Ericksen offers another, more generous, explanation: The Europeans adopted chip-card technology because a lack of reliable telecomm connectivity prompted them to store transactions and send them in batches, often overnight for authorization the next day, and the chip-card terminals provided a better vehicle for that. American retailers, meanwhile, had access to better telecom and thus invested in terminals that sent each transaction individually for real-time authorization.  

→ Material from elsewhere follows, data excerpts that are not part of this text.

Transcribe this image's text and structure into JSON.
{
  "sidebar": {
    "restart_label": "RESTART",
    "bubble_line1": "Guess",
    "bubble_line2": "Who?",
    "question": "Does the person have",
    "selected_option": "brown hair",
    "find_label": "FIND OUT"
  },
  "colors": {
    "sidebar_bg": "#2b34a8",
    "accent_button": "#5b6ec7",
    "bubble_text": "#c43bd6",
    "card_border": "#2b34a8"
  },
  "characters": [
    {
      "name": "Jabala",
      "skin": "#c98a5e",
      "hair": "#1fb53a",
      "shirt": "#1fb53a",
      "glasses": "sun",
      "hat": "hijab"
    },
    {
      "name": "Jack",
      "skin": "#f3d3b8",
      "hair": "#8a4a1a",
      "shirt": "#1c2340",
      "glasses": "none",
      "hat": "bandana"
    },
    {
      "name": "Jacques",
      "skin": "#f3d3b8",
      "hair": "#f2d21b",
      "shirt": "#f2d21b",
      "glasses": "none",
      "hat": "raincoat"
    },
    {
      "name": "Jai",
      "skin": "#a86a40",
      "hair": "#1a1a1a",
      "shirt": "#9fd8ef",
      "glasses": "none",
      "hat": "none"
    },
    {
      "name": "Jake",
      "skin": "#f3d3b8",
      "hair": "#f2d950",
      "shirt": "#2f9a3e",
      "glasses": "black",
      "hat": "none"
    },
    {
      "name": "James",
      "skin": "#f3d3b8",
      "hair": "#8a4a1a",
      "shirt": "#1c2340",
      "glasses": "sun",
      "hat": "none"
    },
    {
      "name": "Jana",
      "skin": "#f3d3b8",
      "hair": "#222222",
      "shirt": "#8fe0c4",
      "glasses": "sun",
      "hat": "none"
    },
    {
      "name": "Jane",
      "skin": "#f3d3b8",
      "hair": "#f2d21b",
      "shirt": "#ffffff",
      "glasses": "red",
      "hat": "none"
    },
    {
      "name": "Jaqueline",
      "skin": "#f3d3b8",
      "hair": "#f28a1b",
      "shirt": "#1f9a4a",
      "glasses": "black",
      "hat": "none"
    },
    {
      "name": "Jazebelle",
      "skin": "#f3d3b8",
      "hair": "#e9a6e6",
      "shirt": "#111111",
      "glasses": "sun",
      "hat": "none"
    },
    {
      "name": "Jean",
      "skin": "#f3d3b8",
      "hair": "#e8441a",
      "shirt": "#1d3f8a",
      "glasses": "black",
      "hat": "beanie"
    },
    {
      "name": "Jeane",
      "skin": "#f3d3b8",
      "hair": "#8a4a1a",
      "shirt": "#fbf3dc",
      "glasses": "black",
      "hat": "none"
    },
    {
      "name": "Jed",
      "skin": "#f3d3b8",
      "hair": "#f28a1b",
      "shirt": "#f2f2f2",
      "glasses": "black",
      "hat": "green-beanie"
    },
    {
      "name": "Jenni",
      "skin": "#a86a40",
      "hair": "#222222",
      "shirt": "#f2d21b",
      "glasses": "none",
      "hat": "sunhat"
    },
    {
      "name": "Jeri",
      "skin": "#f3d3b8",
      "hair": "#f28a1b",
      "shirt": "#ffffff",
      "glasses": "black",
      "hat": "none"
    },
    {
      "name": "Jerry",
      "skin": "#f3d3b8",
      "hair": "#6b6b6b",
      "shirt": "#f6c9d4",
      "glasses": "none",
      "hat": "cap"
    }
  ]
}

"Now we're seeing a convergence of the two technologies," she says. "Internet is widely available so terminals all around the world can do real-time authorization so they're investing in back-end systems in conjunction with chip. And we're adding that one-time code with the chip to better secure the infrastructure we have here."

As for the cost of converting, Ericksen says small businesses can get a "plug and play" card-chip reader "relatively inexpensively" -- citing one unit at Costco that goes for $99 -- while Square has offered them free to merchants in its network. The cost will naturally be larger for big retailers but card-chip technology is "a bridge to mobile payments," she says, noting it's the same technology Visa is using for Apple Pay and other mobile transactions.

And mobile payments are a bridge to an even more secure system: One based on biometrics, i.e. fingerprint of facial recognition.  Ericksen says the industry will "probably leapfrog rather quickly" to mobile payments and biometrics, which she calls "an even better way of authenticating the card holder."

But the longest journey begins with a single step and, while late getting started, America is taking a big one with this year's move to card-chip technology.